In deep wells, reliability of the sand face completion is very important, due to the prohibitively high cost of intervention. Further, many such wells are completed open hole. Therefore, gravel packing of open-hole horizontal wells is increasingly becoming a standard practice in the deep-water, sub-sea completion environment. The gravel packing process involves pumping into the well a carrier fluid that contains the necessary amount of gravel. Consequently, gravel is deposited adjacent an open hole, for instance at one end of the wellbore, where it serves to prevent sand from flowing into the wellbore.
Proper selection of the carrier fluid is essential. Ideally, the carrier fluid shall not cause any permeability reduction of the formation. When viscous fluids are used, carrier fluid must also have sufficient viscosity to suspend and carry the gravel during placement. Carrier fluids are either considered “water-based” or “oil-based” depending on the constituency of their external continuous phase; the term “oil based” fluids may thus be used to designate fluids having a continuous phase based on synthetic or non-synthetic oil and eventually, an aqueous phase dispersed in the oil phase, said aqueous phase being more properly designed as a brine.
Aqueous-base fluids can be tailored to be compatible with most formations simply by including salts such as potassium chloride or ammonium chloride. Consequently, to date, the convention in gravel-packing such horizontal wells has been water packing or shunt-packing with water-based viscous fluids.
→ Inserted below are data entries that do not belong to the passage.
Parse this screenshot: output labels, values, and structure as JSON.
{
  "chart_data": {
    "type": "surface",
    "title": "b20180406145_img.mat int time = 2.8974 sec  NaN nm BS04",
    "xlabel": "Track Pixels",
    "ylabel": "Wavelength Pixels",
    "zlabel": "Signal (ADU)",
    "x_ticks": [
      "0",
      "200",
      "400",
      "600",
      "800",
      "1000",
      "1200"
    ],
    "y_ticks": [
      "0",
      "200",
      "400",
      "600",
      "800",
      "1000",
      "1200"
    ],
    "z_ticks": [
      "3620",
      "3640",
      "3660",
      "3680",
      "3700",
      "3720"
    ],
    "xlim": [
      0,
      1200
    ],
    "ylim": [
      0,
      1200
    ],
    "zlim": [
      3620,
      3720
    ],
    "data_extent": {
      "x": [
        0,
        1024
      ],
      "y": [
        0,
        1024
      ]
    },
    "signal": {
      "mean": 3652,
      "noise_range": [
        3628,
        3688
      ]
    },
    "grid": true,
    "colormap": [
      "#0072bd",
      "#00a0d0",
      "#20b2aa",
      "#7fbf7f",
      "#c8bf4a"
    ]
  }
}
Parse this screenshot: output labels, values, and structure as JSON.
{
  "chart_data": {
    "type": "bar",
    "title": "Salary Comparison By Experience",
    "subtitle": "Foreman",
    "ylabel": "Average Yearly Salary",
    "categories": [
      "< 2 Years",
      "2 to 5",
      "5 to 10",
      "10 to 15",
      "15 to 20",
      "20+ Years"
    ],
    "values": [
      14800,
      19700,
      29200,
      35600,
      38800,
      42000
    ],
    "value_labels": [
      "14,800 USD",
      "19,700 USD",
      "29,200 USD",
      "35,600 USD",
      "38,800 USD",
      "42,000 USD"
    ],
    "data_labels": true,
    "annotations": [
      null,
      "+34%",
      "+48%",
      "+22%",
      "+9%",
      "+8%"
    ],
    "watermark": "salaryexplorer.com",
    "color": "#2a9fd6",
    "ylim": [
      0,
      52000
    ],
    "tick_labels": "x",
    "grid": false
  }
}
A carrier fluid is thus typically a brine comprising a gelling agent such as hydroxyethylcellulose (HEC), xanthan or a viscoelastic surfactant; breakers to minimize the pressure required to move the fluid back to the wellbore.
However, aqueous gravel pack fluids are poorly compatible with oil-based drilling fluids. To ensure compatibility and improve wellbore cleanup, a common practice is to use a water-based reservoir drilling fluid for the section of the well to be gravel-packed. However, the use of a water-based drilling fluid is not always suitable or the best recommended practice. Indeed, oil-base drilling fluids provide shale inhibition, lubrication, gauge hole, and higher rates of penetration lubricity and deeper bit penetration and therefore, may often be preferred over water-base fluids.
Solids-free brine-in-oil emulsions for well completion are known from SPE Paper 17161. These emulsions consist of an aqueous brine phase dispersed as fine droplets in a base oil, where the droplets are stabilized through a surfactant/emulsifier that forms films around the water droplets produced when water is added with shears to the oil phase containing the emulsifier. The emulsion viscosity is linked to the number and volume of droplets present and also the emulsifier concentration. In this paper, the used emulsifier is a polymerized nonionic surfactant with lipophilic and hydrophilic groups attached to a straight backbone. Its molecular weight is between 6,000 and 10,000.
An oil-based emulsion gravel-pack carrier fluid was also reported in SPE Paper 64978 that further discusses the possibility of adding a chelating agent solution to the internal phase that is for instance released by breaking the emulsion. This paper further depicts the effect of mixing energy on emulsion viscosity and the sand carrying properties of this oil-based emulsion fluid. However this paper is silent as to the choice of the emulsifier and the authors of the present invention have found that proper selection of said emulsifier was indeed critical for providing an effective oil-based emulsion gravel-pack carrier fluid. It is well known that commercial emulsifiers such as fatty ac id esters are often blends of the mono, di, tri etc. esters, and also may be prepared under uncontrolled or different reaction conditions with differing temperatures, reactants, catalysts, etc. Thus, there is a need for a way to predict or determine whether or not a particular emulsifier will be effective in an oil-based emulsion gravel-pack carrier fluid.